Raphael, Botticelli and Titian at the National Gallery of Australia
Parkes, Australia. The National Gallery of Australia presented the first ever exhibition in Australia dedicated to Renaissance paintings. There had never been an exhibition in Australia that had included fifteenth-century Italian art. The exhibition titled Renaissance – 15th & 16th Century Italian Paintings from the Accademia Carrara, Bergamo, opened on 9 December 2011 and continues till 9 April, 2012. Renaissance, which represents some of the most famous names in the history of art, is an unparalleled opportunity for Australians to see works of extraordinary quality created by masters of the Early and High Renaissance period without having to travel overseas.

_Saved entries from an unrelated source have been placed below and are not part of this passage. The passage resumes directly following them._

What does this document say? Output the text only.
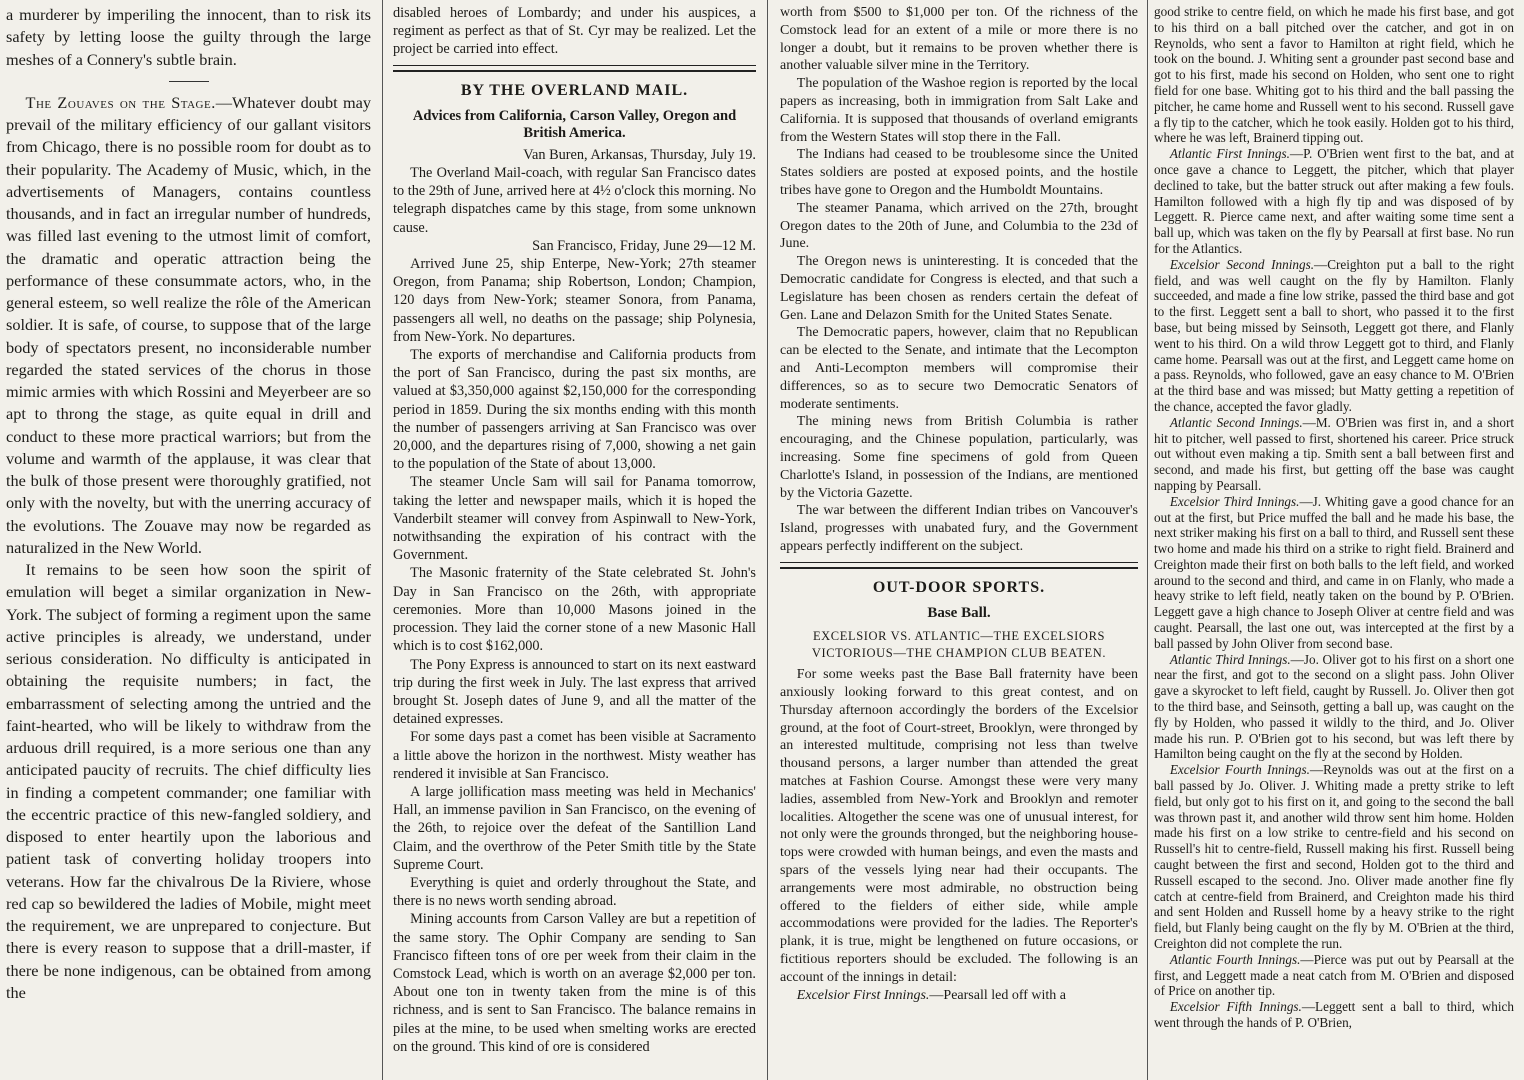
a murderer by imperiling the innocent, than to risk its safety by letting loose the guilty through the large meshes of a Connery's subtle brain.

The Zouaves on the Stage.—Whatever doubt may prevail of the military efficiency of our gallant visitors from Chicago, there is no possible room for doubt as to their popularity. The Academy of Music, which, in the advertisements of Managers, contains countless thousands, and in fact an irregular number of hundreds, was filled last evening to the utmost limit of comfort, the dramatic and operatic attraction being the performance of these consummate actors, who, in the general esteem, so well realize the rôle of the American soldier. It is safe, of course, to suppose that of the large body of spectators present, no inconsiderable number regarded the stated services of the chorus in those mimic armies with which Rossini and Meyerbeer are so apt to throng the stage, as quite equal in drill and conduct to these more practical warriors; but from the volume and warmth of the applause, it was clear that the bulk of those present were thoroughly gratified, not only with the novelty, but with the unerring accuracy of the evolutions. The Zouave may now be regarded as naturalized in the New World.

It remains to be seen how soon the spirit of emulation will beget a similar organization in New-York. The subject of forming a regiment upon the same active principles is already, we understand, under serious consideration. No difficulty is anticipated in obtaining the requisite numbers; in fact, the embarrassment of selecting among the untried and the faint-hearted, who will be likely to withdraw from the arduous drill required, is a more serious one than any anticipated paucity of recruits. The chief difficulty lies in finding a competent commander; one familiar with the eccentric practice of this new-fangled soldiery, and disposed to enter heartily upon the laborious and patient task of converting holiday troopers into veterans. How far the chivalrous De la Riviere, whose red cap so bewildered the ladies of Mobile, might meet the requirement, we are unprepared to conjecture. But there is every reason to suppose that a drill-master, if there be none indigenous, can be obtained from among the

disabled heroes of Lombardy; and under his auspices, a regiment as perfect as that of St. Cyr may be realized. Let the project be carried into effect.

BY THE OVERLAND MAIL.
Advices from California, Carson Valley, Oregon and British America.

Van Buren, Arkansas, Thursday, July 19.

The Overland Mail-coach, with regular San Francisco dates to the 29th of June, arrived here at 4½ o'clock this morning. No telegraph dispatches came by this stage, from some unknown cause.

San Francisco, Friday, June 29—12 M.

Arrived June 25, ship Enterpe, New-York; 27th steamer Oregon, from Panama; ship Robertson, London; Champion, 120 days from New-York; steamer Sonora, from Panama, passengers all well, no deaths on the passage; ship Polynesia, from New-York. No departures.

The exports of merchandise and California products from the port of San Francisco, during the past six months, are valued at $3,350,000 against $2,150,000 for the corresponding period in 1859. During the six months ending with this month the number of passengers arriving at San Francisco was over 20,000, and the departures rising of 7,000, showing a net gain to the population of the State of about 13,000.

The steamer Uncle Sam will sail for Panama tomorrow, taking the letter and newspaper mails, which it is hoped the Vanderbilt steamer will convey from Aspinwall to New-York, notwithsanding the expiration of his contract with the Government.

The Masonic fraternity of the State celebrated St. John's Day in San Francisco on the 26th, with appropriate ceremonies. More than 10,000 Masons joined in the procession. They laid the corner stone of a new Masonic Hall which is to cost $162,000.

The Pony Express is announced to start on its next eastward trip during the first week in July. The last express that arrived brought St. Joseph dates of June 9, and all the matter of the detained expresses.

For some days past a comet has been visible at Sacramento a little above the horizon in the northwest. Misty weather has rendered it invisible at San Francisco.

A large jollification mass meeting was held in Mechanics' Hall, an immense pavilion in San Francisco, on the evening of the 26th, to rejoice over the defeat of the Santillion Land Claim, and the overthrow of the Peter Smith title by the State Supreme Court.

Everything is quiet and orderly throughout the State, and there is no news worth sending abroad.

Mining accounts from Carson Valley are but a repetition of the same story. The Ophir Company are sending to San Francisco fifteen tons of ore per week from their claim in the Comstock Lead, which is worth on an average $2,000 per ton. About one ton in twenty taken from the mine is of this richness, and is sent to San Francisco. The balance remains in piles at the mine, to be used when smelting works are erected on the ground. This kind of ore is considered

worth from $500 to $1,000 per ton. Of the richness of the Comstock lead for an extent of a mile or more there is no longer a doubt, but it remains to be proven whether there is another valuable silver mine in the Territory.

The population of the Washoe region is reported by the local papers as increasing, both in immigration from Salt Lake and California. It is supposed that thousands of overland emigrants from the Western States will stop there in the Fall.

The Indians had ceased to be troublesome since the United States soldiers are posted at exposed points, and the hostile tribes have gone to Oregon and the Humboldt Mountains.

The steamer Panama, which arrived on the 27th, brought Oregon dates to the 20th of June, and Columbia to the 23d of June.

The Oregon news is uninteresting. It is conceded that the Democratic candidate for Congress is elected, and that such a Legislature has been chosen as renders certain the defeat of Gen. Lane and Delazon Smith for the United States Senate.

The Democratic papers, however, claim that no Republican can be elected to the Senate, and intimate that the Lecompton and Anti-Lecompton members will compromise their differences, so as to secure two Democratic Senators of moderate sentiments.

The mining news from British Columbia is rather encouraging, and the Chinese population, particularly, was increasing. Some fine specimens of gold from Queen Charlotte's Island, in possession of the Indians, are mentioned by the Victoria Gazette.

The war between the different Indian tribes on Vancouver's Island, progresses with unabated fury, and the Government appears perfectly indifferent on the subject.

OUT-DOOR SPORTS.
Base Ball.
EXCELSIOR VS. ATLANTIC—THE EXCELSIORS VICTORIOUS—THE CHAMPION CLUB BEATEN.

For some weeks past the Base Ball fraternity have been anxiously looking forward to this great contest, and on Thursday afternoon accordingly the borders of the Excelsior ground, at the foot of Court-street, Brooklyn, were thronged by an interested multitude, comprising not less than twelve thousand persons, a larger number than attended the great matches at Fashion Course. Amongst these were very many ladies, assembled from New-York and Brooklyn and remoter localities. Altogether the scene was one of unusual interest, for not only were the grounds thronged, but the neighboring house-tops were crowded with human beings, and even the masts and spars of the vessels lying near had their occupants. The arrangements were most admirable, no obstruction being offered to the fielders of either side, while ample accommodations were provided for the ladies. The Reporter's plank, it is true, might be lengthened on future occasions, or fictitious reporters should be excluded. The following is an account of the innings in detail:

Excelsior First Innings.—Pearsall led off with a

good strike to centre field, on which he made his first base, and got to his third on a ball pitched over the catcher, and got in on Reynolds, who sent a favor to Hamilton at right field, which he took on the bound. J. Whiting sent a grounder past second base and got to his first, made his second on Holden, who sent one to right field for one base. Whiting got to his third and the ball passing the pitcher, he came home and Russell went to his second. Russell gave a fly tip to the catcher, which he took easily. Holden got to his third, where he was left, Brainerd tipping out.

Atlantic First Innings.—P. O'Brien went first to the bat, and at once gave a chance to Leggett, the pitcher, which that player declined to take, but the batter struck out after making a few fouls. Hamilton followed with a high fly tip and was disposed of by Leggett. R. Pierce came next, and after waiting some time sent a ball up, which was taken on the fly by Pearsall at first base. No run for the Atlantics.

Excelsior Second Innings.—Creighton put a ball to the right field, and was well caught on the fly by Hamilton. Flanly succeeded, and made a fine low strike, passed the third base and got to the first. Leggett sent a ball to short, who passed it to the first base, but being missed by Seinsoth, Leggett got there, and Flanly went to his third. On a wild throw Leggett got to third, and Flanly came home. Pearsall was out at the first, and Leggett came home on a pass. Reynolds, who followed, gave an easy chance to M. O'Brien at the third base and was missed; but Matty getting a repetition of the chance, accepted the favor gladly.

Atlantic Second Innings.—M. O'Brien was first in, and a short hit to pitcher, well passed to first, shortened his career. Price struck out without even making a tip. Smith sent a ball between first and second, and made his first, but getting off the base was caught napping by Pearsall.

Excelsior Third Innings.—J. Whiting gave a good chance for an out at the first, but Price muffed the ball and he made his base, the next striker making his first on a ball to third, and Russell sent these two home and made his third on a strike to right field. Brainerd and Creighton made their first on both balls to the left field, and worked around to the second and third, and came in on Flanly, who made a heavy strike to left field, neatly taken on the bound by P. O'Brien. Leggett gave a high chance to Joseph Oliver at centre field and was caught. Pearsall, the last one out, was intercepted at the first by a ball passed by John Oliver from second base.

Atlantic Third Innings.—Jo. Oliver got to his first on a short one near the first, and got to the second on a slight pass. John Oliver gave a skyrocket to left field, caught by Russell. Jo. Oliver then got to the third base, and Seinsoth, getting a ball up, was caught on the fly by Holden, who passed it wildly to the third, and Jo. Oliver made his run. P. O'Brien got to his second, but was left there by Hamilton being caught on the fly at the second by Holden.

Excelsior Fourth Innings.—Reynolds was out at the first on a ball passed by Jo. Oliver. J. Whiting made a pretty strike to left field, but only got to his first on it, and going to the second the ball was thrown past it, and another wild throw sent him home. Holden made his first on a low strike to centre-field and his second on Russell's hit to centre-field, Russell making his first. Russell being caught between the first and second, Holden got to the third and Russell escaped to the second. Jno. Oliver made another fine fly catch at centre-field from Brainerd, and Creighton made his third and sent Holden and Russell home by a heavy strike to the right field, but Flanly being caught on the fly by M. O'Brien at the third, Creighton did not complete the run.

Atlantic Fourth Innings.—Pierce was put out by Pearsall at the first, and Leggett made a neat catch from M. O'Brien and disposed of Price on another tip.

Excelsior Fifth Innings.—Leggett sent a ball to third, which went through the hands of P. O'Brien,
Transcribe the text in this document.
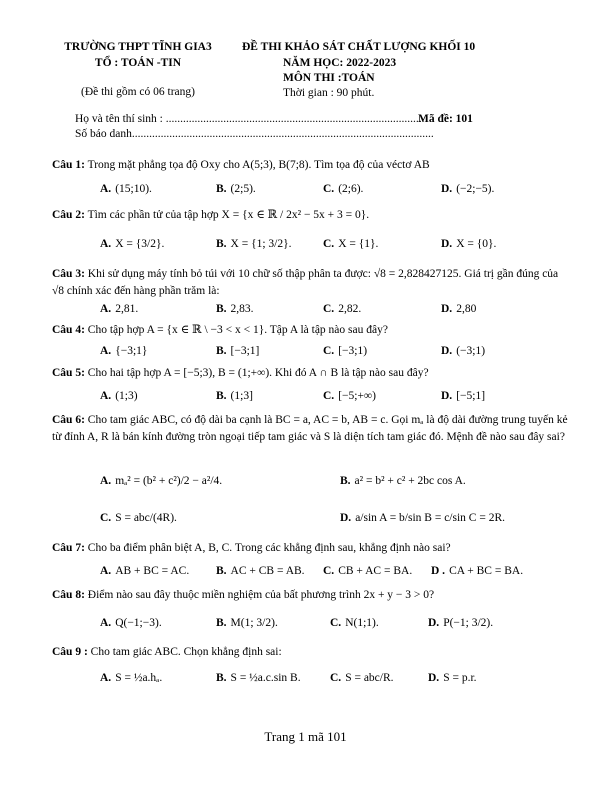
TRƯỜNG THPT TĨNH GIA3
TỔ : TOÁN -TIN
(Đề thi gồm có 06 trang)
ĐỀ THI KHẢO SÁT CHẤT LƯỢNG KHỐI 10
NĂM HỌC: 2022-2023
MÔN THI :TOÁN
Thời gian : 90 phút.
Họ và tên thí sinh : ..........................................................................................
Mã đề: 101
Số báo danh.........................................................................................................
Câu 1: Trong mặt phẳng tọa độ Oxy cho A(5;3), B(7;8). Tìm tọa độ của véctơ AB
A. (15;10).	B. (2;5).	C. (2;6).	D. (−2;−5).
Câu 2: Tìm các phần tử của tập hợp X = {x ∈ ℝ / 2x² − 5x + 3 = 0}.
A. X = {3/2}.	B. X = {1; 3/2}.	C. X = {1}.	D. X = {0}.
Câu 3: Khi sử dụng máy tính bỏ túi với 10 chữ số thập phân ta được: √8 = 2,828427125. Giá trị gần đúng của √8 chính xác đến hàng phần trăm là:
A. 2,81.	B. 2,83.	C. 2,82.	D. 2,80
Câu 4: Cho tập hợp A = {x ∈ ℝ \ −3 < x < 1}. Tập A là tập nào sau đây?
A. {−3;1}	B. [−3;1]	C. [−3;1)	D. (−3;1)
Câu 5: Cho hai tập hợp A = [−5;3), B = (1;+∞). Khi đó A ∩ B là tập nào sau đây?
A. (1;3)	B. (1;3]	C. [−5;+∞)	D. [−5;1]
Câu 6: Cho tam giác ABC, có độ dài ba cạnh là BC = a, AC = b, AB = c. Gọi mₐ là độ dài đường trung tuyến kẻ từ đỉnh A, R là bán kính đường tròn ngoại tiếp tam giác và S là diện tích tam giác đó. Mệnh đề nào sau đây sai?
A. mₐ² = (b² + c²)/2 − a²/4.	B. a² = b² + c² + 2bc cos A.
C. S = abc/(4R).	D. a/sin A = b/sin B = c/sin C = 2R.
Câu 7: Cho ba điểm phân biệt A, B, C. Trong các khẳng định sau, khẳng định nào sai?
A. AB + BC = AC. B. AC + CB = AB. C. CB + AC = BA. D . CA + BC = BA.
Câu 8: Điểm nào sau đây thuộc miền nghiệm của bất phương trình 2x + y − 3 > 0?
A. Q(−1;−3).	B. M(1; 3/2).	C. N(1;1).	D. P(−1; 3/2).
Câu 9 : Cho tam giác ABC. Chọn khẳng định sai:
A. S = ½a.hₐ.	B. S = ½a.c.sin B.	C. S = abc/R.	D. S = p.r.
Trang 1 mã 101
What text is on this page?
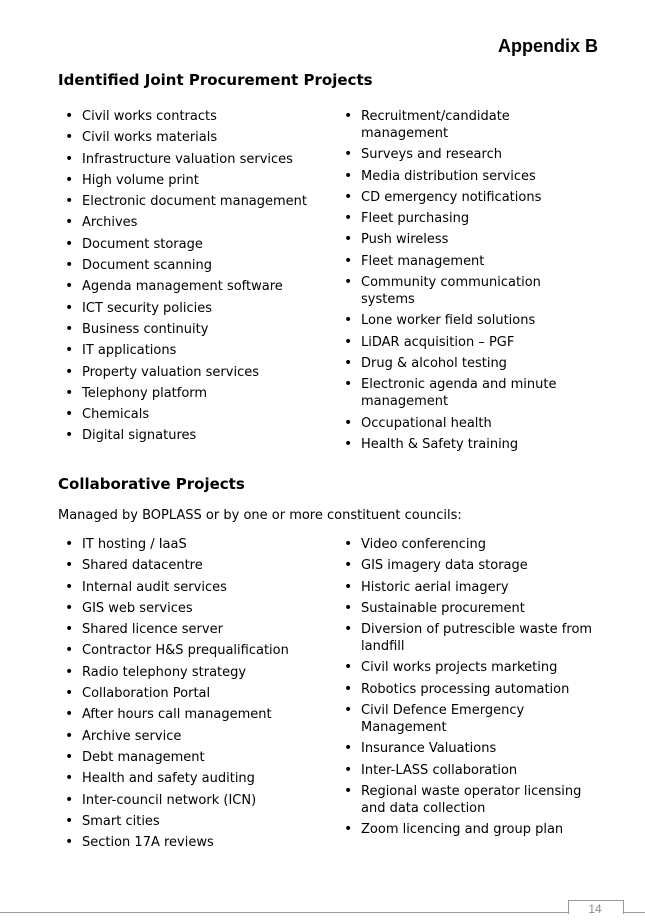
Appendix B
Identified Joint Procurement Projects
• Civil works contracts
• Civil works materials
• Infrastructure valuation services
• High volume print
• Electronic document management
• Archives
• Document storage
• Document scanning
• Agenda management software
• ICT security policies
• Business continuity
• IT applications
• Property valuation services
• Telephony platform
• Chemicals
• Digital signatures
• Recruitment/candidate management
• Surveys and research
• Media distribution services
• CD emergency notifications
• Fleet purchasing
• Push wireless
• Fleet management
• Community communication systems
• Lone worker field solutions
• LiDAR acquisition – PGF
• Drug & alcohol testing
• Electronic agenda and minute management
• Occupational health
• Health & Safety training
Collaborative Projects

Managed by BOPLASS or by one or more constituent councils:

• IT hosting / IaaS
• Shared datacentre
• Internal audit services
• GIS web services
• Shared licence server
• Contractor H&S prequalification
• Radio telephony strategy
• Collaboration Portal
• After hours call management
• Archive service
• Debt management
• Health and safety auditing
• Inter-council network (ICN)
• Smart cities
• Section 17A reviews
• Video conferencing
• GIS imagery data storage
• Historic aerial imagery
• Sustainable procurement
• Diversion of putrescible waste from landfill
• Civil works projects marketing
• Robotics processing automation
• Civil Defence Emergency Management
• Insurance Valuations
• Inter-LASS collaboration
• Regional waste operator licensing and data collection
• Zoom licencing and group plan
14
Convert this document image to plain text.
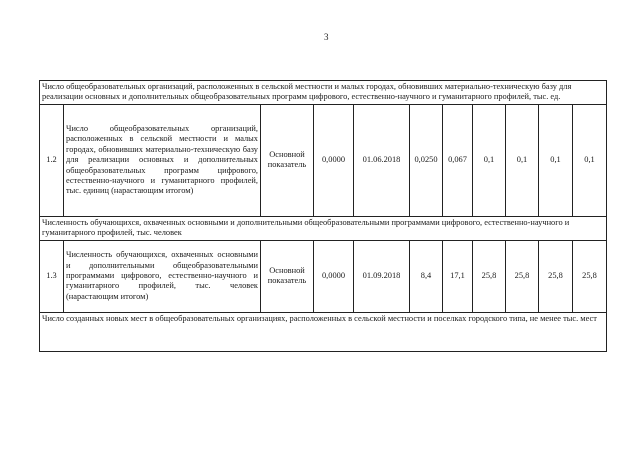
3
Число общеобразовательных организаций, расположенных в сельской местности и малых городах, обновивших материально-техническую базу для реализации основных и дополнительных общеобразовательных программ цифрового, естественно-научного и гуманитарного профилей, тыс. ед.										
1.2	Число общеобразовательных организаций, расположенных в сельской местности и малых городах, обновивших материально-техническую базу для реализации основных и дополнительных общеобразовательных программ цифрового, естественно-научного и гуманитарного профилей, тыс. единиц (нарастающим итогом)	Основной показатель	0,0000	01.06.2018	0,0250	0,067	0,1	0,1	0,1	0,1
Численность обучающихся, охваченных основными и дополнительными общеобразовательными программами цифрового, естественно-научного и гуманитарного профилей, тыс. человек										
1.3	Численность обучающихся, охваченных основными и дополнительными общеобразовательными программами цифрового, естественно-научного и гуманитарного профилей, тыс. человек (нарастающим итогом)	Основной показатель	0,0000	01.09.2018	8,4	17,1	25,8	25,8	25,8	25,8
Число созданных новых мест в общеобразовательных организациях, расположенных в сельской местности и поселках городского типа, не менее тыс. мест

The exhibition features more than 70 paintings including works by Italian masters such as Raphael, Botticelli, Bellini, Titian and Mantegna. The talents of the lesser known painters such as Tura, Crivelli, Lotto, Vivarini, Carpaccio, Perugino and Moroni are also being discovered by the visitors. None of the works in the exhibition has ever left Europe before.
The fifteenth and sixteenth centuries of Italian art are the foundation of the grand tradition of European painting. The paintings originated from cities and courts of Renaissance high culture. Religious scenes as well as magnificent portraits were commissioned by the Church and private patrons in Venice, Florence, Bergamo, Padua, Ferrara and Siena. The Renaissance exhibition provides the visitors with an interesting view of the beliefs and lifestyles of both the elite and the common Italian citizen of the period. Some of the paintings in this exhibition are originally sizeable church altarpieces, which have rarely been seen in Australia, but the majority of the paintings are intimate devotional panels specially made for private use. This unique show allows the visitors to enjoy the beauty of these 500 year old works.
The National Gallery of Australia has organised the exhibition in partnership with the City of Bergamo and its Pinacoteca Accademia Carrara, Bergamo.